I am going to Bangkok and eastern Thailand for an international indigenous culture conference. Three of us from my work will be going for two weeks. I'll be in Bangkok for three days, Surin for seven and possibly an excursion to Angkor Wat.

Up until now I have not been so far abroad. I went to Canada a few times when I was a kid and for some conferences as an adult. I went to Mexico in 2002 on a romantic excursion: Mexico City, Oaxaca, Huatulco. Some of my favorite places. But, I have never crossed an ocean.

I have been promised elephant rides, the sight of monkeys, lots of indigenous grain alcohol, and pretty sweet digs.

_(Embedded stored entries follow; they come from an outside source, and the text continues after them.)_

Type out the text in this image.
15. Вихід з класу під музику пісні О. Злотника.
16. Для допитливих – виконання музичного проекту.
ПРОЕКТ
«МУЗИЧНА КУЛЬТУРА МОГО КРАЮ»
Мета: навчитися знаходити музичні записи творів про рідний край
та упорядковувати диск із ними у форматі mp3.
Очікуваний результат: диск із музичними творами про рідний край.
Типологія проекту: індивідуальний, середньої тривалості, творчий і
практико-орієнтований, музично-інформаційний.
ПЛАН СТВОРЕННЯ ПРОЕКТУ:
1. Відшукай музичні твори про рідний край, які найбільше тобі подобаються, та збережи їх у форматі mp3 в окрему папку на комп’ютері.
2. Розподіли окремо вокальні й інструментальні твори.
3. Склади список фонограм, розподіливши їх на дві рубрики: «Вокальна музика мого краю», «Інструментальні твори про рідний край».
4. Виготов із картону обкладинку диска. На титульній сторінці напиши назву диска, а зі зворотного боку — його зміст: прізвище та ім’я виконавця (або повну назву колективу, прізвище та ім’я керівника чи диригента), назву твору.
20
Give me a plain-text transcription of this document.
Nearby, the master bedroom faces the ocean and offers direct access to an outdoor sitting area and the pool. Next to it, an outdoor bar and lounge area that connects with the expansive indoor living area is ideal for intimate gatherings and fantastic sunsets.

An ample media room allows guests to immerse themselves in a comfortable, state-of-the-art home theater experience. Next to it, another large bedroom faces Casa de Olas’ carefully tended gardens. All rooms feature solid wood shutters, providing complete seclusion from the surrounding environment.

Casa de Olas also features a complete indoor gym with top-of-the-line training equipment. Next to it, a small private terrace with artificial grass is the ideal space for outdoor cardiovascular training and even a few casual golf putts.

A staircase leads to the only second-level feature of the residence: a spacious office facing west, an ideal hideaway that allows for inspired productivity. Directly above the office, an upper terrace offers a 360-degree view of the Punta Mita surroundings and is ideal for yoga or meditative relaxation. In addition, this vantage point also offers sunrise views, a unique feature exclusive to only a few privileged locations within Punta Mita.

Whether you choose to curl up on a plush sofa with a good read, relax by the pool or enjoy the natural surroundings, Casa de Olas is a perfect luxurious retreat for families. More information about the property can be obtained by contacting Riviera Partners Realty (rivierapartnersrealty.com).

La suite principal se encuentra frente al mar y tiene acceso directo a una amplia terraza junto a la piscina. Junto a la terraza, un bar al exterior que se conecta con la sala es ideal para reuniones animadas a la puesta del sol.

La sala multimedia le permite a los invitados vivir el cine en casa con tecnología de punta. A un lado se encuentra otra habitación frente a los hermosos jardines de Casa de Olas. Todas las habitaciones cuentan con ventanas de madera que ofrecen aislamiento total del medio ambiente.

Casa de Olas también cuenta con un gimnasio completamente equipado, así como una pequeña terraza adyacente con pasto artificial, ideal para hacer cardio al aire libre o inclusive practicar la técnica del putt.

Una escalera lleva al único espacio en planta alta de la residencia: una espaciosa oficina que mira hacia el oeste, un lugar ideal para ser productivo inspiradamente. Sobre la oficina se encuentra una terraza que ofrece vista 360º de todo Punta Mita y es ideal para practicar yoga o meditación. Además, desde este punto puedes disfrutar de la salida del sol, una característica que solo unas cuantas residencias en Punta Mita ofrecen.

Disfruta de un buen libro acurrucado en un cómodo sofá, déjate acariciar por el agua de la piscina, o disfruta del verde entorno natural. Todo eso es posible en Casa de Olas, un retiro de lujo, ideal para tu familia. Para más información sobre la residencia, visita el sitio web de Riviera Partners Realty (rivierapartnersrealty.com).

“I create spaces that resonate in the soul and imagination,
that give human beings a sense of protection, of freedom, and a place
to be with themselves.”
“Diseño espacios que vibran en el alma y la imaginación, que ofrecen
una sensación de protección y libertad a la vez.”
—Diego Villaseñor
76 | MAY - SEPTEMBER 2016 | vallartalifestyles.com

I usually have a hard time sleeping the first night I travel too far from my home base. Add time travel into the mix (I fly for 18 hours but it takes two days to arrive, and when I come back I actually arrive at home ten minutes before I left) and I may not sleep for weeks.

My friend and coworker Marcus has vowed to eat a scorpion. I guess I probably should too.

Currently dreading: crash landing on an uncharted island and having to fend off polar bears and a smoke monster.

Not really getting ready for Bangkok

Edit: I mispelled my subject. I am good at the blogs.

I leave for Thailand on Thursday and I have little to no idea what I am going to take with me. Or even what I will need. I will be taking my camcorder and probably a thousand cassettes (and I will probably not be able to sleep), so maybe I can make some travel videos.

Currently dreading: 18 hour flight from LAX to Bangkok.